The edge section defines the edge relationship we want to create between a source vertex and a destination vertex. We make the representation of the edge as intuitive as possible, where “->” represents the outward edge and “<-” represents the inward edge. The above example creates an edge between the “user” vertex and the “host” vertex (both defined in earlier steps). The type of the edge is “UserHostEdge,” and the timestamp edge is created in the moment.

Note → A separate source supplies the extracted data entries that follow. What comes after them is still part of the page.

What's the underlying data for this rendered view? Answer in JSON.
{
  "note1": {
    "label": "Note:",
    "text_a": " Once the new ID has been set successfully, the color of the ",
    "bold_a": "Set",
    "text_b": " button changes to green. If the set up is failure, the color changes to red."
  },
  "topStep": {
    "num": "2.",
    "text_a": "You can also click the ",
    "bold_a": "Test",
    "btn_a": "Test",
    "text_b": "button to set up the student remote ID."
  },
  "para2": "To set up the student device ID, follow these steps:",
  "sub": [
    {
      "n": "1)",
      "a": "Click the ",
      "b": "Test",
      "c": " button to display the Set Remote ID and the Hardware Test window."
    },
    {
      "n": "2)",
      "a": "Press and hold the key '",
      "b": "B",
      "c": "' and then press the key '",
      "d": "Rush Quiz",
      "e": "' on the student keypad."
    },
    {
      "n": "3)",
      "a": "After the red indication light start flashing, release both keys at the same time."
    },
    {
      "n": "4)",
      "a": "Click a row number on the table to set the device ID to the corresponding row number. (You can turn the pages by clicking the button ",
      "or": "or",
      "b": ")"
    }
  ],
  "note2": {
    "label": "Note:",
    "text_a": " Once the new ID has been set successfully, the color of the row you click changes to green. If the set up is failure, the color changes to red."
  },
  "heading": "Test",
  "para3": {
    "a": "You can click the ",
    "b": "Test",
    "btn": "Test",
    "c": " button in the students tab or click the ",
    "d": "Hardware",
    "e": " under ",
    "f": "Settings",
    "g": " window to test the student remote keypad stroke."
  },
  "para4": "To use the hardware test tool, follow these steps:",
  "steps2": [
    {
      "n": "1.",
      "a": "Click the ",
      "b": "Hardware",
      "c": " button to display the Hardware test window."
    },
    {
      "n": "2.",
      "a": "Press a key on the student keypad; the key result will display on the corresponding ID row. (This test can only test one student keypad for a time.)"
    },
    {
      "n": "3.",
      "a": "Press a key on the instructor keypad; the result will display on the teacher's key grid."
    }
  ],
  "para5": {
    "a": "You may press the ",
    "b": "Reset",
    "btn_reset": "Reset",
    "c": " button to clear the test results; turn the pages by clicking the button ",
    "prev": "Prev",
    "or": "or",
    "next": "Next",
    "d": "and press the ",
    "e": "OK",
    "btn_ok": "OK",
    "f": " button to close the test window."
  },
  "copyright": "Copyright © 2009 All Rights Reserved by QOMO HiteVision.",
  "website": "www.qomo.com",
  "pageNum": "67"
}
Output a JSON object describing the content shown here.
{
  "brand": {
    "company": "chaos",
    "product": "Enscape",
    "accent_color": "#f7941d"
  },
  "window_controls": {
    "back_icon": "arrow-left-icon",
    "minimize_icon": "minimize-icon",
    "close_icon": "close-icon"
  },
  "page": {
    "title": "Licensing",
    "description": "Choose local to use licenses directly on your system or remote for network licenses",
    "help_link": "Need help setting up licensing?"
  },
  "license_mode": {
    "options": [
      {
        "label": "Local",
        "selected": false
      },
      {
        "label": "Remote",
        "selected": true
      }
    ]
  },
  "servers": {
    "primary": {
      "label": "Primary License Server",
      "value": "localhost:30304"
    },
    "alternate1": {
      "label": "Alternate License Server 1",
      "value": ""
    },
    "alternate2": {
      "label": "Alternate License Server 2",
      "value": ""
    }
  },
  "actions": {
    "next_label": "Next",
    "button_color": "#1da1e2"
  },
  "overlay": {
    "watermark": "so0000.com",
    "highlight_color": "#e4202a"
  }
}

Edges can also have properties, though this particular one does not specify any.

Putting it all together creates the below handler:

handler "process_handler" {
  event {
    name = event.ProcessInformation
  }

  const "badProcessID" {
    value = -1
  }

  var "host" {
    execute = field.Hostname
    onError = action.Break
  }

  var "processID" {
  key     = field.ProcessId
  onError = action.Error
  action  = "${len(processID) == 0 || processID == badProcessID ? break : continue}"
}

  var "user" {
    execute = userlib.GetUser()
    onError = action.Error
  }

  graph {
    mutation {
      vertex "process" {
        type       = vertex.Process
        id         = var.processID
        timestamp  = time.Now
        props = {
          "process_id" : var.processID
        }
      }

      vertex "user" {
        type       = vertex.User
        id         = var.user
        timestamp  = time.Now
      }

      vertex "host" {
        type      = vertex.Host
        id        = var.host
        timestamp = time.Now
      }

      edge "user" "->" "host" {
        type      = edge.UserHostEdge
        timestamp = time.Now
      }

      edge "user" "<-" "host" { type = edge.HostUserEdge timestamp = time.Now } edge "user" "->" "process" {
        type      = edge.UserProcessEdge
        timestamp = time.Now
      }
    }
  }
}

Intermediate Representation

The DSL spec is pre-processed and converted to an intermediate representation that is enriched with the details that are required to mutate the graph and also aid with code generation. This intermediate representation is used to generate the Go code. This gives our team the flexibility to change the underlying code generation or features without updating the user-facing DSL spec.

Having the intermediate representation also helps with validating the defined variables and constants used in the rest of the handler definition. This ensures the types of variables and constants match the types passed to userlib functions, as well as conditional statements.

An intermediate representation is typically verbose and may contain a significant amount of irrelevant information. Here we review an example of how an edge block gets represented in our intermediate representation and provide some context as to why it is useful.

type Edge struct {
  SourceVertex string
  Direction    EdgeDirection
  AdjVertex    string
  EdgeType     Edge
  Timestamp    time.Time
  Props        map[string]string
}

In the above intermediate representation, we make the spec more verbose for easy processing. This step of the process is what helps maintain the intuitiveness of the user-facing spec and also ensure the simplicity of the process and code generation.